Hakk'a Götüren İlim
بِسْمِ اللهِ الرَّحْمَنِ الرَّحِيمِ
اَمَّنْ هُوَ قَانِتٌ اَنَآءَ اللَّيْلِ سَاجِدًا وَقَآئِمًا يَحْذَرُ اْلاَخِرَةَ وَيَرْجُو رَحْمَةَ رَبِّهِ قُلْ هَلْ يَسْتَوِى الَّذِينَ يَعْلَمُونَ وَالَّذِينَ لاَ يَعْلَمُونَ اِنَّمَا يَتَذَكَّرُ اُولُوا اْلاَلْبَابِ
"(Böyle bir kimse mi Allah katında makbuldür), yoksa gece vakitlerinde, secde hâlinde ve ayakta, ahiretten korkarak ve Rabbinin rahmetini umarak itaat ve kulluk eden mi? De ki: 'Hiç bilenlerle bilmeyenler bir olur mu?' Ancak akıl sahipleri öğüt alırlar." (Zümer, 39/9)
Kısa bir tanımla ilim: “Bir şeyin hakikatini idrak etmek” ve “malûm olanın, olduğu hâl üzere bilinmesidir.” Buna göre, yanlış bilgiye ilim denilemez.
Önemine binaen Kur’an-ı Kerim’de ilim kelimesi 105 defa zikredilir. Bu kökten gelen diğer kelimelerle birlikte bu sayı, 859’u bulur. Dolayısıyla “ilim” Kur’an’da en çok kullanılan kelimelerden biridir. Ayrıca “akıl, fikir, zikir” gibi ilim ile doğrudan bağlantılı olan kelimeler de Kur’an’da çokça geçer.
İlim, kesin bilgi demek olduğuna ve İslam da hakiki bilgiden ibaret olduğuna göre Allah’ın bildirdiklerini kabul etmeyen kimse, birçok şeyi biliyor olsa bile yine de cahil demektir. Nitekim Ebu Cehil, hiçbir şeyi bilmeyen biri olduğundan dolayı böyle bir lakapla anılmamış; hakkı ve hakikati kabul etmediği için kendisine bu isim verilmiştir. İlahi bilgiye dayanmayan insanların oluşturduğu topluma “cahiliye toplumu” dememizin sebebi de bu anlama gelmektedir.
Biz bilgilerimizin bir kısmını duyu organları vasıtasıyla elde ederiz. Yani gözlenebilen, ölçülebilen, deneye tabi tutulabilen şeyleri duyu organlarımızla kavrarız. Ayrıca aklımızla bu bilgileri süzgeçten geçirip belirli bir kural şekline getiririz.
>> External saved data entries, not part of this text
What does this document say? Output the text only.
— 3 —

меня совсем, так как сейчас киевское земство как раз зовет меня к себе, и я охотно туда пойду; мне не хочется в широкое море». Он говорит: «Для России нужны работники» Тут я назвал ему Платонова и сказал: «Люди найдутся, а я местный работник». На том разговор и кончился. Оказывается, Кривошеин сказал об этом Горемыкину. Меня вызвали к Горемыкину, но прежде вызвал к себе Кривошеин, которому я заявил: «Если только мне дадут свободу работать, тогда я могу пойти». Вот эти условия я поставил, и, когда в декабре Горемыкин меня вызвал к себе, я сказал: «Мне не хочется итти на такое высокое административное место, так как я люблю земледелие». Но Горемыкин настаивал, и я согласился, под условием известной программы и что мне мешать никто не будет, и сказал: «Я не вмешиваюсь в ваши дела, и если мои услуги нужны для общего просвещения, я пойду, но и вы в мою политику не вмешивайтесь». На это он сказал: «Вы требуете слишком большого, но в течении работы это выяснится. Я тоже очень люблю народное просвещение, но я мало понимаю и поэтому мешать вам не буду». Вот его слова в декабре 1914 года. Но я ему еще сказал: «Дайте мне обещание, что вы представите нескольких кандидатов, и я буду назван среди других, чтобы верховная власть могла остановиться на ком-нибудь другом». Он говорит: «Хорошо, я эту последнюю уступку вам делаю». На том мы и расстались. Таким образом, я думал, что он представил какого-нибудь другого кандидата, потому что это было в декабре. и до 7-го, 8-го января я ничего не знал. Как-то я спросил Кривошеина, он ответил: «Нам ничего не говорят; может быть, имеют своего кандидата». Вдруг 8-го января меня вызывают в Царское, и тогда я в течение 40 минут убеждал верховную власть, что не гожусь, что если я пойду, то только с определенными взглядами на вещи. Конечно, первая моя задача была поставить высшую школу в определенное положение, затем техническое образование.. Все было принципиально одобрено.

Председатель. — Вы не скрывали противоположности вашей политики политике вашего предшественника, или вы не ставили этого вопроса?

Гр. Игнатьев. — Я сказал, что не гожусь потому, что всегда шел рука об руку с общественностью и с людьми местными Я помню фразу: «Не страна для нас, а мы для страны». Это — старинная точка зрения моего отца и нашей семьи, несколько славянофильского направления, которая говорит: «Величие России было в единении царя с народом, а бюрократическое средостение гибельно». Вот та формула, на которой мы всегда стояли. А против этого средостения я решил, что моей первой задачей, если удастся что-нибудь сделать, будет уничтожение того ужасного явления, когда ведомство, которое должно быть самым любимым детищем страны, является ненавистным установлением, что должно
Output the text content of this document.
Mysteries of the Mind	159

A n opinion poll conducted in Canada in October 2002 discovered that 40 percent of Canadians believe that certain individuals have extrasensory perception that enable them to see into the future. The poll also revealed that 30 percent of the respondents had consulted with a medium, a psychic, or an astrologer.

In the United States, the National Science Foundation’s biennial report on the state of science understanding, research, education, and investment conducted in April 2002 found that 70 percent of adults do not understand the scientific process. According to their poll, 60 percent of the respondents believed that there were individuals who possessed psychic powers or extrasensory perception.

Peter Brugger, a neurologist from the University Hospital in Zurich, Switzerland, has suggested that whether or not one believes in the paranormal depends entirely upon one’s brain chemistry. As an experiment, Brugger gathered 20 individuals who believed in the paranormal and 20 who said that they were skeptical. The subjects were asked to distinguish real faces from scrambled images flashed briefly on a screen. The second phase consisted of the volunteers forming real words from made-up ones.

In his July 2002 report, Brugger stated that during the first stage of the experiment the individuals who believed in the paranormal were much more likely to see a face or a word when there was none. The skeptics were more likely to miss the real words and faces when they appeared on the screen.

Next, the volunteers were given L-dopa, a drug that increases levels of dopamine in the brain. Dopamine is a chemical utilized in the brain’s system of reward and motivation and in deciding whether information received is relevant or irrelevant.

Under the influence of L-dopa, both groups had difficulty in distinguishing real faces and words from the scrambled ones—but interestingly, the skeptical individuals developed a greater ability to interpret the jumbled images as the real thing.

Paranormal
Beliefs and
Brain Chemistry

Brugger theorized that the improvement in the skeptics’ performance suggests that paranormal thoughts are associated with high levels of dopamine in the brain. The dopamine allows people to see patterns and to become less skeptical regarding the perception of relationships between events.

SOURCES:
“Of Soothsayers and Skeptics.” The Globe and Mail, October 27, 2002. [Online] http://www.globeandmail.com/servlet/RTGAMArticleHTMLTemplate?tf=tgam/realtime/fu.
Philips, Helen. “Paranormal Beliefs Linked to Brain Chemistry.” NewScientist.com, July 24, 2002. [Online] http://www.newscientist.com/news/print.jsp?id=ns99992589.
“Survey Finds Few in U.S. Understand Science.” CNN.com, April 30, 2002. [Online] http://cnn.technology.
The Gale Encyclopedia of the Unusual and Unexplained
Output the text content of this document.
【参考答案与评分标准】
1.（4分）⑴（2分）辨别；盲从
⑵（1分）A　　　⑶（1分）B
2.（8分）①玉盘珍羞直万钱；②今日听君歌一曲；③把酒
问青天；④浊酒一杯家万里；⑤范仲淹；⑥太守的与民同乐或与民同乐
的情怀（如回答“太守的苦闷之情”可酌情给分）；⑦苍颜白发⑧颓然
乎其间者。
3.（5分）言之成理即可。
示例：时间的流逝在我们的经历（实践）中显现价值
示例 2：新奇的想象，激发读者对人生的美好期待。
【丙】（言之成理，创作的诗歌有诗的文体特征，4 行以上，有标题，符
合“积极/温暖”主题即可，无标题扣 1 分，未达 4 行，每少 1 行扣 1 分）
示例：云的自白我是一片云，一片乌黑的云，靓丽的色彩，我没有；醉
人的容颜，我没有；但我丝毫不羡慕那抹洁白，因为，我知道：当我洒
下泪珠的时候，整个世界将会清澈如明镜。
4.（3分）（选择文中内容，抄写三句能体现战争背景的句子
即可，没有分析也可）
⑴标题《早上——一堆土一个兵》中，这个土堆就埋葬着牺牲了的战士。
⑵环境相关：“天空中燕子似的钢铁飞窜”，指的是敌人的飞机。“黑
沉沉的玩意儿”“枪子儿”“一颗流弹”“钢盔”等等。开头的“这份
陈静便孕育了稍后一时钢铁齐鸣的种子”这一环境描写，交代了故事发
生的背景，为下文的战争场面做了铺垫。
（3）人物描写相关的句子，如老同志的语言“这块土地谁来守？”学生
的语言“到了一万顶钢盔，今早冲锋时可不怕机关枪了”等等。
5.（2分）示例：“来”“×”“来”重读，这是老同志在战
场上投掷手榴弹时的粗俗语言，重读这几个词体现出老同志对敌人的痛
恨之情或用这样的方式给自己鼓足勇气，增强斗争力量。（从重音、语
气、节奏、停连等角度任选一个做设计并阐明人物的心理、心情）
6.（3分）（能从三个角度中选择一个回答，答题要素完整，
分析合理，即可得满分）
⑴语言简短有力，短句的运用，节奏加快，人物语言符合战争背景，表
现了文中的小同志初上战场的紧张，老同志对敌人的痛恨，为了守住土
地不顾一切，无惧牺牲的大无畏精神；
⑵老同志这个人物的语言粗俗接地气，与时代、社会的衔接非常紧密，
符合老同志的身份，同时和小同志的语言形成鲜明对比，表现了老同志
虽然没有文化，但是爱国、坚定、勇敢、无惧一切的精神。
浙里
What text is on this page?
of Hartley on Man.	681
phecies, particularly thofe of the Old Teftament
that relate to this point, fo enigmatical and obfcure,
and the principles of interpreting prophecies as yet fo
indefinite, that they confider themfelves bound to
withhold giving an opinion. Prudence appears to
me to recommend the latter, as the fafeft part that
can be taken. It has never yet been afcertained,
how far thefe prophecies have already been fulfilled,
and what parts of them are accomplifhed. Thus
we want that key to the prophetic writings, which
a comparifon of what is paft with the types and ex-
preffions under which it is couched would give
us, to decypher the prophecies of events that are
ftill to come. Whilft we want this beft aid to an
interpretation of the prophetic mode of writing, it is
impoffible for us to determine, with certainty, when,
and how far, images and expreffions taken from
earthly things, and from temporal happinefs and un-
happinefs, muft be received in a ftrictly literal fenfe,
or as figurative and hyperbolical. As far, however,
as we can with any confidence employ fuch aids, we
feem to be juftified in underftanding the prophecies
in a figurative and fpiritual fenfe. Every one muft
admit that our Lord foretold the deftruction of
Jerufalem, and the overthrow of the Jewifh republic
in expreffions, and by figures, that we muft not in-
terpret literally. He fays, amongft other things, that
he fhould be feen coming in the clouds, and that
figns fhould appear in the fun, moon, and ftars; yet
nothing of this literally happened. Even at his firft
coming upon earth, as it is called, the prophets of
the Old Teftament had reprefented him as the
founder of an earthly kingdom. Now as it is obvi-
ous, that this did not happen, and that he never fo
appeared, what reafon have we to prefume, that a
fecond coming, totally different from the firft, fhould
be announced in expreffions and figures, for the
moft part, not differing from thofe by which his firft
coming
Ancak bu iki bilgi kaynağının kavrayamadığı, idrakin alamadığı pek çok şeyler vardır. İşte bu eksikliği “vahiy” bilgisi tamamlar. Onun için vahiyden destek almayan tüm bilgiler eksiktir ve yağı bitmiş bir kandile benzerler. Görünüşte, etrafı aydınlatmaya yarayan bir alet iken, yağı olmadığı için sadece bir görüntüden ibarettir. Einstein’in ifadesiyle, “İlimsiz din topal, dinsiz ilim ise kördür.”
Yüce kitabımız Kur’an’a göre yaratılış amacımız, Allah’a kulluktur. Bu kulluk, sağlam bir bilgi ile ancak gerçekleşir. Bu bakımdan ilim, hedefe varacağımız rehberimiz olmalıdır. Çünkü ilim bir ışıktır; karanlıklar onunla aydınlanır. İlim şifadır; bütün hastalıklar onunla tedavi edilir. Yeterli ilimden yoksun olan inançlar, hurafelere boğulur. Sağlıklı ilimle beslenmeyen tutum ve tavırlar bir sarsıntıda yıkılıp giderler. Atasözlerimiz bu gerçekleri ne güzel ifade etmektedir: “Cahilin sofusu, şeytanın maskarasıdır.”, “Yarım doktor candan, yarım hoca dinden eder.”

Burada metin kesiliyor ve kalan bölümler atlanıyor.